Hightech im Dienste der Menschen
»Mit unseren Methoden hätten wir an Land nicht einmal die Elefanten entdeckt.«
J. Frederick Grassle, Meeresforscher Duke University
Port Sudan, Rotes Meer, Indischer Ozean
Sonntag, 14.30 Uhr
Die Sonne reflektiert auf den Schwingen der mächtigen Flügel, die uns über den Himmel des Sudan tragen. Hinter uns liegen nun bereits beinahe elf Stunden Flug, die uns von Wien über Istanbul in die Hauptstadt des Sudan, Karthum, geführt haben. Das letzte Stück unserer Reise, von Karthum nach Port Sudan, legen wir mit der – nicht besonders vertrauenerweckenden – Sudan Air zurück. Neben Marcus und mir sitzt Peter, ein graubärtiger Wiener Tauchlehrer mit leichtem Silberblick. Nachdem er bemerkt hat, dass wir Landsleute sind, beginnt er fröhlich ein Gespräch mit uns.
»Was treibt euch denn in den Sudan? Lust auf Tauchabenteuer?«
Wir erklären ihm kurz, was wir uns vorgenommen haben. Wir wollen auf den Spuren der Pioniere der Tiefseeforschung unseren eigenen kleinen Beitrag zur Rettung der Menschheit leisten. Unser erster Weg soll uns dabei zu einem der weltweit ersten Unterwasser-Habitate in den Tiefen des Roten Meeres am Shaab Rumi vor der Küste des Sudan führen. Hier hatte Cousteau sein berühmtes Conshelf II Experiment durchgeführt, wie wir in Erfahrung bringen konnten. Und schon in diesem Augenblick haben wir richtig Glück: Nicht einmal noch im Sudan angekommen, haben wir bereits unseren ersten Zeitzeugen gefunden.

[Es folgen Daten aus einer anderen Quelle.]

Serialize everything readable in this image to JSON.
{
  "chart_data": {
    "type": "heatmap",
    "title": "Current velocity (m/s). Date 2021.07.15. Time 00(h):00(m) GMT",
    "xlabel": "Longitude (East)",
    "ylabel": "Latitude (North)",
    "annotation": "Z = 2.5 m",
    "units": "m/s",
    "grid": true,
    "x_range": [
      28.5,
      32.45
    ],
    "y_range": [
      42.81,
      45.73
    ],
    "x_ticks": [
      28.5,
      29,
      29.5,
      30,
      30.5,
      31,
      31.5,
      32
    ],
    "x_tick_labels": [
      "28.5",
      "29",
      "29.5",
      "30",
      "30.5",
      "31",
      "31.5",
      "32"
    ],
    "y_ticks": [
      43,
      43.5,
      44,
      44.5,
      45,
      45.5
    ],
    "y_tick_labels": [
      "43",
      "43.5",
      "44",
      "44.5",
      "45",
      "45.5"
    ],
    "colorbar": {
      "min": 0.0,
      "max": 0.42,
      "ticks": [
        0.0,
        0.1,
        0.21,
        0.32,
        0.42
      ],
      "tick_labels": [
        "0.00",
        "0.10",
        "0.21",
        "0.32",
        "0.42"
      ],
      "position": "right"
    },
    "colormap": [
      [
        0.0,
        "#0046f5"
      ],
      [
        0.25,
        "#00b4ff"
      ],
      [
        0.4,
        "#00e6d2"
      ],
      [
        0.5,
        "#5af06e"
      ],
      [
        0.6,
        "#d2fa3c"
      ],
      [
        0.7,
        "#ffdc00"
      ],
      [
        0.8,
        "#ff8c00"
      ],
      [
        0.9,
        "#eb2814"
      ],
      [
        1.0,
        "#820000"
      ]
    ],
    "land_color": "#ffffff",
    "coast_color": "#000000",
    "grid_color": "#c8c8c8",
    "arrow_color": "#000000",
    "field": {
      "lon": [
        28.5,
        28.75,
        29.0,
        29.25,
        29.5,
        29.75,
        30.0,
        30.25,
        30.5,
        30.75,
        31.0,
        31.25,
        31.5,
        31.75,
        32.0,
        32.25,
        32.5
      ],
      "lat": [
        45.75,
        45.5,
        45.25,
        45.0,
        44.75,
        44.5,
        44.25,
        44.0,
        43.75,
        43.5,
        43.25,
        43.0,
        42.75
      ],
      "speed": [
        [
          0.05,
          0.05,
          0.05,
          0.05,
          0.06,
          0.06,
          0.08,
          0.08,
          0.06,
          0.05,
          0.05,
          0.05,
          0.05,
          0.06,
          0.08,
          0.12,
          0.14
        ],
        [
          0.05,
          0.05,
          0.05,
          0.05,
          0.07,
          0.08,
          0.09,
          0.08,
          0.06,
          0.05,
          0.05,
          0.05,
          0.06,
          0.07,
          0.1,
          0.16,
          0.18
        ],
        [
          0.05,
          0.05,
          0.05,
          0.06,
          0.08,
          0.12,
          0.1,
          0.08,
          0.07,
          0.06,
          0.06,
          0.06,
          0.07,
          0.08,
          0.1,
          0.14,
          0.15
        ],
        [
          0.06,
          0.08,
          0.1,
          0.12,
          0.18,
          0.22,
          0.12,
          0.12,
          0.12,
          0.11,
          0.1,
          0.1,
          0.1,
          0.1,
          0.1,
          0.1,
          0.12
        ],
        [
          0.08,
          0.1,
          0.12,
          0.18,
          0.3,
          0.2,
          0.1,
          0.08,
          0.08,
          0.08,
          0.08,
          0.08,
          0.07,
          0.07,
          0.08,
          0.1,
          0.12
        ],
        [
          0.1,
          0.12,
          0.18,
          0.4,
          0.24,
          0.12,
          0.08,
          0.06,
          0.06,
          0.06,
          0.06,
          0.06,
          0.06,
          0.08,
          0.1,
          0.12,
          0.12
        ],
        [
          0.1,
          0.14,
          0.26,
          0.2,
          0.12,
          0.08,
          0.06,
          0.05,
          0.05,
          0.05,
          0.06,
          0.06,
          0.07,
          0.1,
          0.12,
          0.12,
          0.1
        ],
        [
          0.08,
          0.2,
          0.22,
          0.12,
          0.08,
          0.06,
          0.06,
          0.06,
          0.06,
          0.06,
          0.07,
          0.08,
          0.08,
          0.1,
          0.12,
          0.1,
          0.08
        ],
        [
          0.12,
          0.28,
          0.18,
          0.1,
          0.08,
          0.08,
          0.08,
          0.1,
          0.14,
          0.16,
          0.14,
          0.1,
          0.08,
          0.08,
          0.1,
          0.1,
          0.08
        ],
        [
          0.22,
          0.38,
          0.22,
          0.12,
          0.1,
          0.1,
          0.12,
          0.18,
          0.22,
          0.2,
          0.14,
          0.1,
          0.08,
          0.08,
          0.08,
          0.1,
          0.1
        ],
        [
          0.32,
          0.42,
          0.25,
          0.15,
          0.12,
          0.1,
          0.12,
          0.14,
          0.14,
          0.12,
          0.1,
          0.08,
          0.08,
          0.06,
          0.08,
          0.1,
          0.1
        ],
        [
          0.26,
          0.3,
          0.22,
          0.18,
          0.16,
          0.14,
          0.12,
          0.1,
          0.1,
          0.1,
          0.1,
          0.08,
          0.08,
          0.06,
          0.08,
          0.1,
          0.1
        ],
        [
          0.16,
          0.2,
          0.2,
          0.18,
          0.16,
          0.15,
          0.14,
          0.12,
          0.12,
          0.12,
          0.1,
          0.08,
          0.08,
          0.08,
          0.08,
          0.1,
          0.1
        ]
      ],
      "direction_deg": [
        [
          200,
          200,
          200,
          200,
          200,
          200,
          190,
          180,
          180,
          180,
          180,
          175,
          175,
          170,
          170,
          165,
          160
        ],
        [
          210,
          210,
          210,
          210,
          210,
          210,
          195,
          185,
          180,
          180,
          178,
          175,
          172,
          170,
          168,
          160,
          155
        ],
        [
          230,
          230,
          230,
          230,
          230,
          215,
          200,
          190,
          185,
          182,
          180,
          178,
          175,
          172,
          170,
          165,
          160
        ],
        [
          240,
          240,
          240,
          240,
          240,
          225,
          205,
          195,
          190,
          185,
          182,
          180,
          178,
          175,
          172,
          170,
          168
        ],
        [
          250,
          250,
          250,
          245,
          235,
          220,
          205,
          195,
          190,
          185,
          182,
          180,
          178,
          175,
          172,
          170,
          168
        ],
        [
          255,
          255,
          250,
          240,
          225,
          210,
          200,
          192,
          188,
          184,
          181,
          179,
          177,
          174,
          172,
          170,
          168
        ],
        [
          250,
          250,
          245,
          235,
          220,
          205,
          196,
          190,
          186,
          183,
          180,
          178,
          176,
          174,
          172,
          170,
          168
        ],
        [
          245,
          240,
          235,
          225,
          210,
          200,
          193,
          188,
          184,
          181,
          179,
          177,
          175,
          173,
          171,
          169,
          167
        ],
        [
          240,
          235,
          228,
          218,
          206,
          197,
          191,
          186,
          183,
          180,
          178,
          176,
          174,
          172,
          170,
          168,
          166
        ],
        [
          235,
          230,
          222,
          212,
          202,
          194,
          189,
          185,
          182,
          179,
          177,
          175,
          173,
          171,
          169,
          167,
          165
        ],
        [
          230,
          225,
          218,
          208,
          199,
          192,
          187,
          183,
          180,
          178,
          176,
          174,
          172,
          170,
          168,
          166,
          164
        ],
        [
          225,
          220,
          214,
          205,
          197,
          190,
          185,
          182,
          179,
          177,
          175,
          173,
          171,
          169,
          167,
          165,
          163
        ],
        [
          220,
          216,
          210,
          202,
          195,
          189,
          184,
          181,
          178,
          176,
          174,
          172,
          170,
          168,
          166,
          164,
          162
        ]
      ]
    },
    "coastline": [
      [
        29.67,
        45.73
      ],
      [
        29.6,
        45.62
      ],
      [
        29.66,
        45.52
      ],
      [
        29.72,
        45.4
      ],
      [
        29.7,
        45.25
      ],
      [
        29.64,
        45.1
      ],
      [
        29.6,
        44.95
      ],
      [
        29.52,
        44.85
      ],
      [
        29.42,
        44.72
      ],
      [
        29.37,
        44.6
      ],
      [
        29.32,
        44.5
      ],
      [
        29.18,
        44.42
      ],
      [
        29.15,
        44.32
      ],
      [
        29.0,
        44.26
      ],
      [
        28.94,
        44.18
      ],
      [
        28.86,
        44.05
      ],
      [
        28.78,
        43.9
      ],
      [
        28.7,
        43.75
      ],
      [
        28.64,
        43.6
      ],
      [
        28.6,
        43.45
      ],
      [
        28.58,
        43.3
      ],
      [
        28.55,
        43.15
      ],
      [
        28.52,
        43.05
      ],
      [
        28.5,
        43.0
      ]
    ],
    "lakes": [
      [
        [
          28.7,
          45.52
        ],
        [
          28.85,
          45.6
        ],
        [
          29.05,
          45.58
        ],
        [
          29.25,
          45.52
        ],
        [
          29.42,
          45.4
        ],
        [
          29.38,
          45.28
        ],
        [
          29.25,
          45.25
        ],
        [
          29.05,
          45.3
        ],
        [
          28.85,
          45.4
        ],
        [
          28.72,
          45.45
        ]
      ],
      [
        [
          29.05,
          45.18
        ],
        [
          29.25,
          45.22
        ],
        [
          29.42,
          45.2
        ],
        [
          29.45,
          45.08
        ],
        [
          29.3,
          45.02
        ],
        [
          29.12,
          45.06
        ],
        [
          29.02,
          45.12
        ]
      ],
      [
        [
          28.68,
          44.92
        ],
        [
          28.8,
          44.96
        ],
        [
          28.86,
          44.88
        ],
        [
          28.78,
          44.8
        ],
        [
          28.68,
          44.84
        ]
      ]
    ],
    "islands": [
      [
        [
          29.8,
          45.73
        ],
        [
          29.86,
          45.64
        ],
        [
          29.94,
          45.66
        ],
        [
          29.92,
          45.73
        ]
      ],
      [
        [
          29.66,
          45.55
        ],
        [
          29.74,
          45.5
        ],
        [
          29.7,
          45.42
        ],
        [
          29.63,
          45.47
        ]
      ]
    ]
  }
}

»Wie war Cousteau denn so? Manche erzählen ja, er sei ein sehr strenger Mensch gewesen.«
Peter strahlt uns durch seine Brillengläser an. »Cousteau, das war eine echte Persönlichkeit. Ich habe ihn sogar persönlich kennengelernt – das war 1970, kurz nachdem ich meine Tauchschule gegründet hatte. Seine Conshelf-Habitat-Serie – es waren ja insgesamt drei Unterwasserwohnungen, die der Kapitän erbaut hatte – war damals noch in aller Munde. Ich kann nur Gutes von ihm berichten. Er hat mir damals sogar eine besondere Auszeichnung zukommen lassen, den »Gürtel der Calypso«. Das war tatsächlich ein Gürtel, der mich aber dazu berechtigt hat, jederzeit, wann immer ich wollte, an Bord seines legendären Expeditionsschiffes Calypso zu gehen – sogar dann, wenn Cousteau gar nicht anwesend war.«
Unter uns tauchen die ersten Häuser der riesigen Hafenstadt Port Sudan auf. Einige Hochhäuser wechseln sich mit flachen, orientalischen Hütten ab, dazwischen etliche Baukräne. Port Sudan ist eine weitaus orientalischere Stadt als etwa Kairo in Ägypten. Auf den Straßen sind fast nur Männer zu sehen, die den traditionellen weißen Kaftan tragen, in diesen Regionen als Galabija bekannt. Ihr Haupt schützt zum Großteil die Taqiya, manchmal in der aufwändigen, gehäkelten Version, sehr oft aber in der einfacheren Baumwollvariante. Ab und an sieht man Einheimische mit kunstvoll gebundenem Turban die Straßen queren. Auf den Straßen herrscht ein zum System gewordenes Chaos an Autos, Fahrrädern, Eselkarren und Dromedar-Gespannen. Dazwischen bahnen sich überall Tuk-Tuks ihren Weg. Eines dieser grellbunten Dreiräder verpasst uns nur knapp, als wir die Straße in Richtung Hafen überqueren wollen. Eigentlich ein Wunder, sieht der Fahrer doch kaum noch aus seiner winzigen Scheibe, die mit Lichtern, Aufklebern und Amuletten halb zugepflastert ist. Dass die kleinen Räder auf diesen holprigen Straßen überhaupt fahren können, überrascht mich immer wieder aufs Neue.